On distingue désormais la réduction passive du bruit de la
réduction active
, qui consiste à générer
électroniquement des " contre-bruits, " émis par des
hauts-parleurs au niveau de l'entrée d'air du moteur, sur la même
fréquence, mais en opposition de phase, afin d'aboutir à une
neutralisation acoustique. Ce contrôle acoustique " actif "
devrait permettre de poursuivre dans la voie des progrès accomplis, qui
sont rappelés par le graphique ci-après :
ÉVOLUTION DU BRUIT DES MOTEURS
Source
: Airbus Industrie
A ce sujet, votre rapporteur souhaite que l'Etat soutienne, dans le cadre
européen, comme au niveau de la politique nationale d'aide à la
recherche, la recherche en matière de réduction du bruit dans le
secteur de la construction aéronautique. Votre commission a, d'ailleurs,
sur proposition de votre rapporteur, affirmé cette position lors de
l'examen des crédits budgétaires pour 1999.
c) Une question qui reste lancinante pour les riverains
Malgré les réels progrès
réalisés
grâce notamment au changement de motorisation des avions, que personne
n'a contesté devant votre rapporteur, le problème des nuisances
sonores supportées par les riverains reste entier.
Il est difficile d'avancer une estimation du nombre de personnes
concernées.
A la demande de votre rapporteur, l'administration a
estimé que le nombre de riverains situés dans l'emprise d'un plan
de gêne sonore
3(
*
)
serait
d'environ
160.000
, tandis que des associations
4(
*
)
estiment à
3.000.000
le
nombre de personnes concernées, au sens large, par le présent
projet de loi et donc par les nuisances sonores liées au transport
aérien.
La croissance du trafic aérien, même si elle s'est
accompagnée d'une baisse du bruit produit par avion, a accru le nombre
et la fréquence des mouvements. Le bruit a changé de nature, mais
il n'est pas perçu comme étant moins pénible, au
contraire, la continuité du bruit diurne et parfois nocturne, en ayant
accru la pénibilité.
En outre, la croissance de l'activité des aéroports a
elle-même généré un " bruit ambiant ",
lié entre autres à la circulation routière, qui s'ajoute
à celui des avions proprement dits.
Plus largement, les riverains estiment que ce sont toutes leurs conditions de
vie qui ont été bouleversées.
Votre rapporteur a rencontré des riverains des aéroports
parisiens qui, installés dans la région parfois avant
l'aéroport lui-même, ont vécu une transformation sociale,
voire
une " paupérisation " des communes
concernées
, sans parler des conséquences sur les prix
du
marché de l'immobilier.
Les réponses que votre rapporteur a reçues de la part
d'associations de riverains d'Ile-de-France et de province, auxquelles une
contribution écrite a été demandée à
l'occasion de l'élaboration du présent rapport, reflètent
elles aussi la profondeur de leur malaise.
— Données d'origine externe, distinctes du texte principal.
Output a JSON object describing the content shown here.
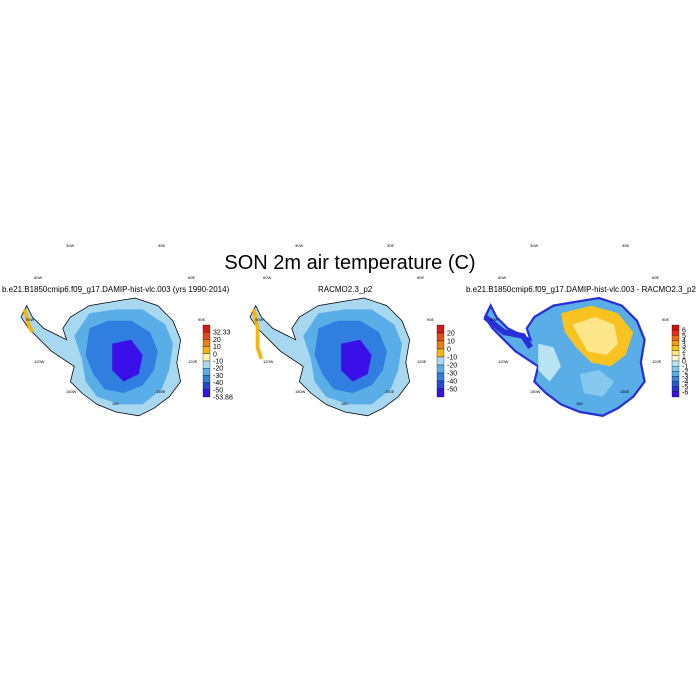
{
  "title": "SON 2m air temperature (C)",
  "panels": [
    {
      "title": "b.e21.B1850cmip6.f09_g17.DAMIP-hist-vlc.003 (yrs 1990-2014)",
      "colorbar": {
        "labels": [
          "32.33",
          "20",
          "10",
          "0",
          "-10",
          "-20",
          "-30",
          "-40",
          "-50",
          "-53.88"
        ],
        "colors": [
          "#d7191c",
          "#e84a1a",
          "#f07d10",
          "#f6b40f",
          "#fff3b0",
          "#a8d8f0",
          "#5aaee8",
          "#2f7ee0",
          "#2546d8",
          "#3a10e8"
        ]
      }
    },
    {
      "title": "RACMO2.3_p2",
      "colorbar": {
        "labels": [
          "20",
          "10",
          "0",
          "-10",
          "-20",
          "-30",
          "-40",
          "-50"
        ],
        "colors": [
          "#d7191c",
          "#e84a1a",
          "#f07d10",
          "#f6b40f",
          "#a8d8f0",
          "#5aaee8",
          "#2f7ee0",
          "#2546d8",
          "#3a10e8"
        ]
      }
    },
    {
      "title": "b.e21.B1850cmip6.f09_g17.DAMIP-hist-vlc.003 - RACMO2.3_p2",
      "colorbar": {
        "labels": [
          "6",
          "5",
          "4",
          "3",
          "2",
          "1",
          "0",
          "-1",
          "-2",
          "-3",
          "-4",
          "-5",
          "-6"
        ],
        "colors": [
          "#d01010",
          "#e83018",
          "#f06a18",
          "#f59a14",
          "#f8c320",
          "#fde68a",
          "#fff8d0",
          "#b8e4f4",
          "#86c8ee",
          "#5aaee8",
          "#3a86e0",
          "#2a5ad8",
          "#2a30d8",
          "#3a10e8"
        ]
      }
    }
  ],
  "map_labels": {
    "lon_top_left": "30W",
    "lon_top_right": "30E",
    "lon_left_upper": "60W",
    "lon_right_upper": "60E",
    "lon_left_mid": "90W",
    "lon_right_mid": "90E",
    "lon_left_lower": "120W",
    "lon_right_lower": "120E",
    "lon_bottom_left": "150W",
    "lon_bottom_right": "150E",
    "lon_bottom": "180"
  }
}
Une réponse doit impérativement être apportée
à cette exaspération et à cette souffrance des riverains.
Ne nous y trompons pas : il y va de l'avenir du transport aérien
dans notre pays
. Un exemple est particulièrement éclairant en
la matière : rappelons-nous qu'à Strasbourg, la
décision d'implantation de la société DHL, qui aurait
entraîné une multiplication des vols de nuit, a été
finalement abandonnée sous la pression des riverains, malgré la
perspective d'importantes créations d'emplois sur la plate-forme.